Middle EastPoliticsWar

Kurds aim for decentralized Syria in talks with government

The Syrian Democratic Council said on Saturday that it is seeking a roadmap for a decentralized Syria after meetings with the government in Damascus this week.

The SDC – the political arm of the U.S.-backed Kurd-led Syrian Democratic Forces, which controls more than 20 percent of the north and northeast, including some of Syria’s most oil- and gas-rich regions – said in a statement it had agreed to form joint committees with President Bashar al-Assad’s government “at various levels” to continue discussions, after talks on Thursday and Friday.

“The aim of this meeting was to lay the foundations for wider and more comprehensive dialogues to resolve all outstanding problems and resolve the Syrian crisis,” and to “chart a roadmap leading to a democratic and decentralized Syria,” the statement said.

Riad Darar, the co-chair of the SDC, told Al Jazeera that the council will pursue its goal of a new system for Syria in future talks.

“What took place was the outcome of an initiative that we took after Assad said that it is time for the SDF to get ready for dialogue or to fight,” Darar said. “We know that we are not ready to combat the Syrian government forces because our battle was against [Islamic State].”

“The main objective of these talks is to work together towards a new, democratic, decentralized Syria with a new system and a new form,” he added.

Darar said that no date was fixed for future talks.

Sihanouk Dibo, an adviser to the largest political party in northern Syria, the mainly Kurdish Democratic Union Party (PYD), said he expected the negotiations to be tough.

“It is still very early to talk of an agreement but we are working on it,” AFP reported Dibo as saying.

“The negotiations will be long and arduous because the Damascus regime is very centralized.”

Before civil war erupted in 2011, Syria had a highly centralized form of government which provided no constitutional recognition for the rights of the Kurds and other minorities.

But after government forces pulled out of Kurdish-majority areas in 2012, the Kurds to set up their own administrations, enabling them to implement longstanding demands such as Kurdish-language education.

The SDF formalized the new administrative arrangements in 2016 with the creation of autonomous cantons in areas under its control that it regards as a model for a federal system nationwide.

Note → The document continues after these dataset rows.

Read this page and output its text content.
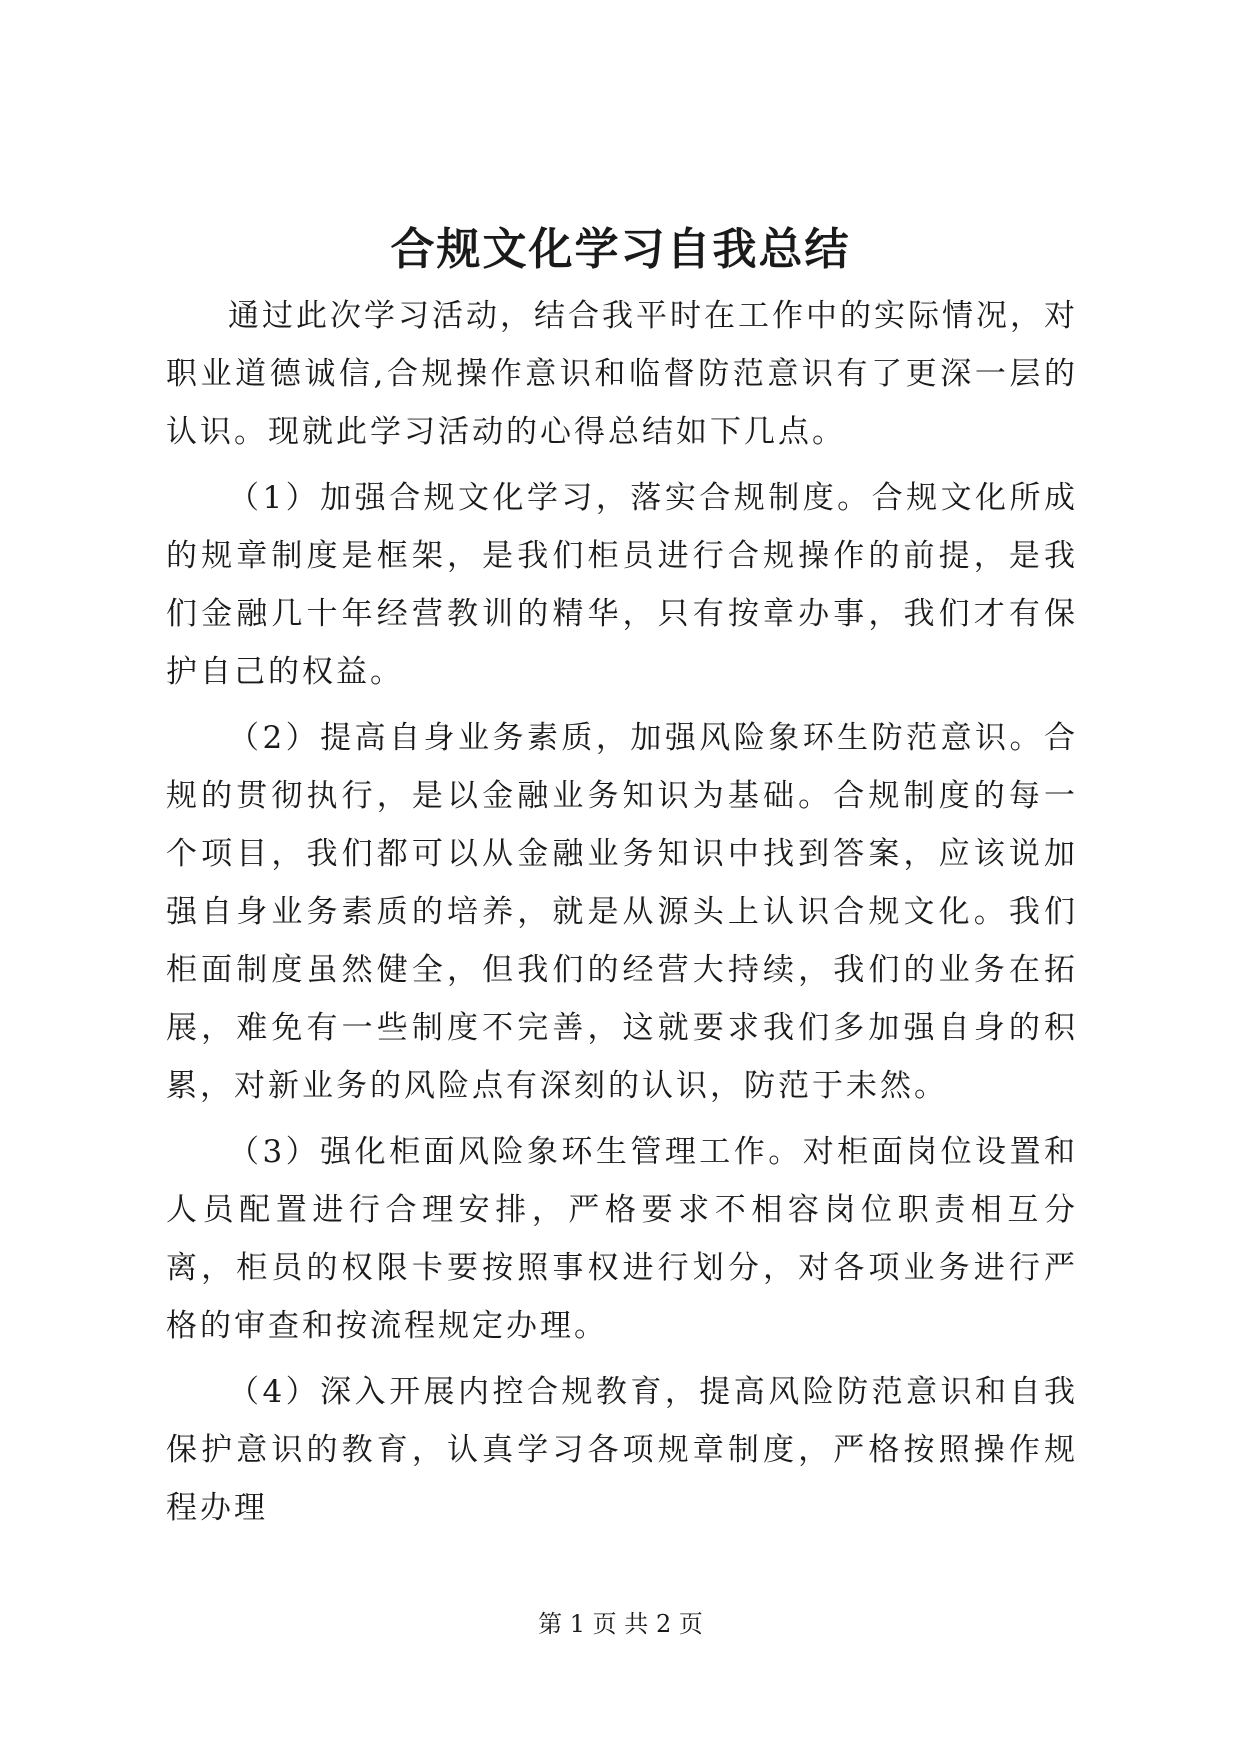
合规文化学习自我总结

通过此次学习活动，结合我平时在工作中的实际情况，对职业道德诚信,合规操作意识和临督防范意识有了更深一层的认识。现就此学习活动的心得总结如下几点。

（1）加强合规文化学习，落实合规制度。合规文化所成的规章制度是框架，是我们柜员进行合规操作的前提，是我们金融几十年经营教训的精华，只有按章办事，我们才有保护自己的权益。

（2）提高自身业务素质，加强风险象环生防范意识。合规的贯彻执行，是以金融业务知识为基础。合规制度的每一个项目，我们都可以从金融业务知识中找到答案，应该说加强自身业务素质的培养，就是从源头上认识合规文化。我们柜面制度虽然健全，但我们的经营大持续，我们的业务在拓展，难免有一些制度不完善，这就要求我们多加强自身的积累，对新业务的风险点有深刻的认识，防范于未然。

（3）强化柜面风险象环生管理工作。对柜面岗位设置和人员配置进行合理安排，严格要求不相容岗位职责相互分离，柜员的权限卡要按照事权进行划分，对各项业务进行严格的审查和按流程规定办理。

（4）深入开展内控合规教育，提高风险防范意识和自我保护意识的教育，认真学习各项规章制度，严格按照操作规程办理

第 1 页 共 2 页
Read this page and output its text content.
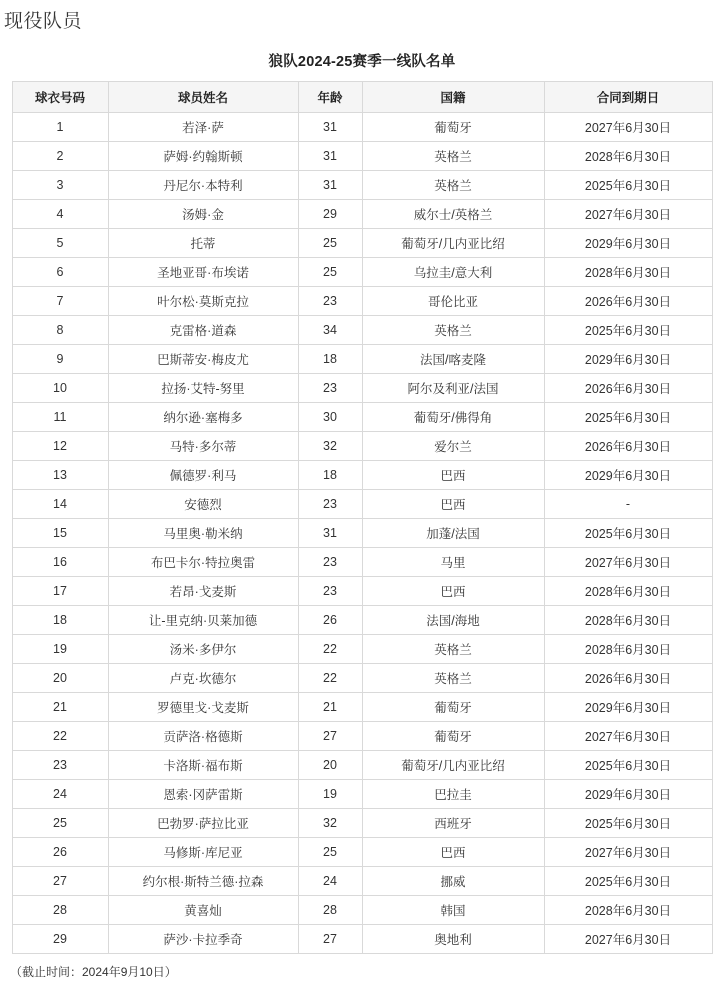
现役队员
狼队2024-25赛季一线队名单
球衣号码	球员姓名	年龄	国籍	合同到期日
1	若泽·萨	31	葡萄牙	2027年6月30日
2	萨姆·约翰斯顿	31	英格兰	2028年6月30日
3	丹尼尔·本特利	31	英格兰	2025年6月30日
4	汤姆·金	29	威尔士/英格兰	2027年6月30日
5	托蒂	25	葡萄牙/几内亚比绍	2029年6月30日
6	圣地亚哥·布埃诺	25	乌拉圭/意大利	2028年6月30日
7	叶尔松·莫斯克拉	23	哥伦比亚	2026年6月30日
8	克雷格·道森	34	英格兰	2025年6月30日
9	巴斯蒂安·梅皮尤	18	法国/喀麦隆	2029年6月30日
10	拉扬·艾特-努里	23	阿尔及利亚/法国	2026年6月30日
11	纳尔逊·塞梅多	30	葡萄牙/佛得角	2025年6月30日
12	马特·多尔蒂	32	爱尔兰	2026年6月30日
13	佩德罗·利马	18	巴西	2029年6月30日
14	安德烈	23	巴西	-
15	马里奥·勒米纳	31	加蓬/法国	2025年6月30日
16	布巴卡尔·特拉奥雷	23	马里	2027年6月30日
17	若昂·戈麦斯	23	巴西	2028年6月30日
18	让-里克纳·贝莱加德	26	法国/海地	2028年6月30日
19	汤米·多伊尔	22	英格兰	2028年6月30日
20	卢克·坎德尔	22	英格兰	2026年6月30日
21	罗德里戈·戈麦斯	21	葡萄牙	2029年6月30日
22	贡萨洛·格德斯	27	葡萄牙	2027年6月30日
23	卡洛斯·福布斯	20	葡萄牙/几内亚比绍	2025年6月30日
24	恩索·冈萨雷斯	19	巴拉圭	2029年6月30日
25	巴勃罗·萨拉比亚	32	西班牙	2025年6月30日
26	马修斯·库尼亚	25	巴西	2027年6月30日
27	约尔根·斯特兰德·拉森	24	挪威	2025年6月30日
28	黄喜灿	28	韩国	2028年6月30日
29	萨沙·卡拉季奇	27	奥地利	2027年6月30日
（截止时间：2024年9月10日）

The Damascus government has opposed the scope of the self-rule sought by the Kurds but late last year Foreign Minister Walid Muallem said a “form of autonomy” was “negotiable.”

In late May, Assad said the government was prepared to open talks with the SDF but stressed that it remained ready to use force if necessary to ensure the return of government troops and state institutions to SDF-held areas.

Between them, Assad’s Russian-backed government and the SDF control around 90 percent of Syrian territory following major defeats for the rebels as well as Islamic State over the past two years.